As described above, since the directivity can be changed electrically, the antenna element 6 is disposed on the ridge 16 of the roof 14 having no large space as shown in FIG.
It is suitable when the directivity cannot be changed by changing the position of. In FIG. 5, the illustration of the capacitor is omitted. The entire antenna element 6 is covered by a cover that transmits radio waves.

FIG. 4 uses the phase shifter 10,
The desired directivity can be obtained by adjusting the length of the coaxial cable laid from each antenna element 6 to the synthesizer 12. Further, as shown in FIG. 1, a plurality of antennas 1 each including a ground plate 2 and an antenna element 6 can be provided.

[0026]

As described above, according to the present invention, it is possible to obtain a relatively small-sized broadband antenna while using only one antenna. In addition, one antenna,
A smaller antenna can be obtained while having a wide band. Further, it is possible to obtain an antenna which has a wide band, a small size, and a variable directivity. Therefore, an optimal antenna can be obtained by installing the antenna in a small space such as a roof ridge.

[Brief description of the drawings]

FIG. 1 is a partially broken front view of an antenna according to an embodiment of the present invention.

FIG. 2 is a diagram illustrating gain versus frequency and VSWR characteristics of the antenna of FIG. 1;

FIG. 3 is a front view and a circuit diagram of an antenna according to another embodiment of the present invention.

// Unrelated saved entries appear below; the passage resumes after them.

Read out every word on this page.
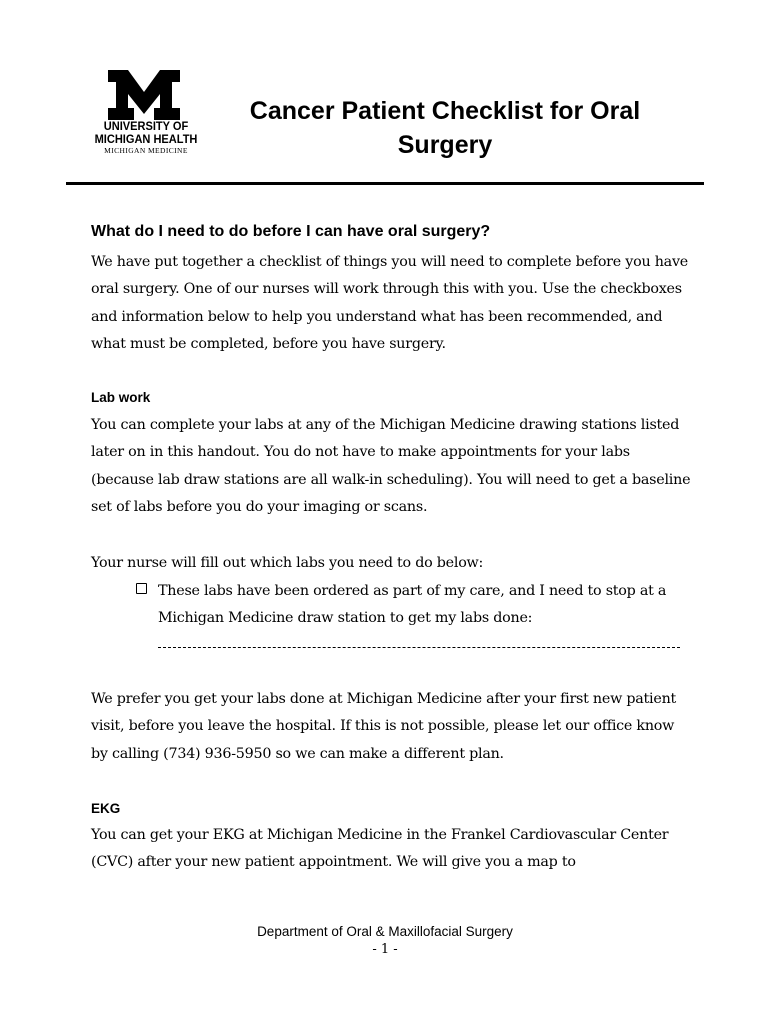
UNIVERSITY OF
MICHIGAN HEALTH
MICHIGAN MEDICINE
Cancer Patient Checklist for Oral Surgery
What do I need to do before I can have oral surgery?

We have put together a checklist of things you will need to complete before you have oral surgery. One of our nurses will work through this with you. Use the checkboxes and information below to help you understand what has been recommended, and what must be completed, before you have surgery.

Lab work

You can complete your labs at any of the Michigan Medicine drawing stations listed later on in this handout. You do not have to make appointments for your labs (because lab draw stations are all walk-in scheduling). You will need to get a baseline set of labs before you do your imaging or scans.

Your nurse will fill out which labs you need to do below:

These labs have been ordered as part of my care, and I need to stop at a Michigan Medicine draw station to get my labs done:

We prefer you get your labs done at Michigan Medicine after your first new patient visit, before you leave the hospital. If this is not possible, please let our office know by calling (734) 936-5950 so we can make a different plan.

EKG

You can get your EKG at Michigan Medicine in the Frankel Cardiovascular Center (CVC) after your new patient appointment. We will give you a map to

Department of Oral & Maxillofacial Surgery

- 1 -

FIG. 4 is a perspective view showing an installation state of the antenna of FIG. 3;

FIG. 5 is a directional characteristic diagram of the antenna of FIG. 3;

[Explanation of symbols]

 DESCRIPTION OF SYMBOLS 1 Antenna 2 Grounding plate 6 Antenna element 8 Capacitor

Claims (4)

[Claims] A grounding plate formed substantially on a horn, a center axis of the horn being substantially perpendicular to the grounding plate, and a vertex of the horn being spaced apart from the grounding plate by a predetermined distance. And an antenna element which is fed to the ground plate and the apex of the antenna element. 2. The antenna according to claim 1, wherein a capacitor is provided at a peripheral portion of a bottom surface of the antenna element. 3. The antenna according to claim 2, wherein said capacitor is coupled to said ground plate. 4. The antenna according to claim 1, wherein at least a plurality of the antenna elements are provided, and a phase shifter electrically combines outputs of the antenna elements into the same phase.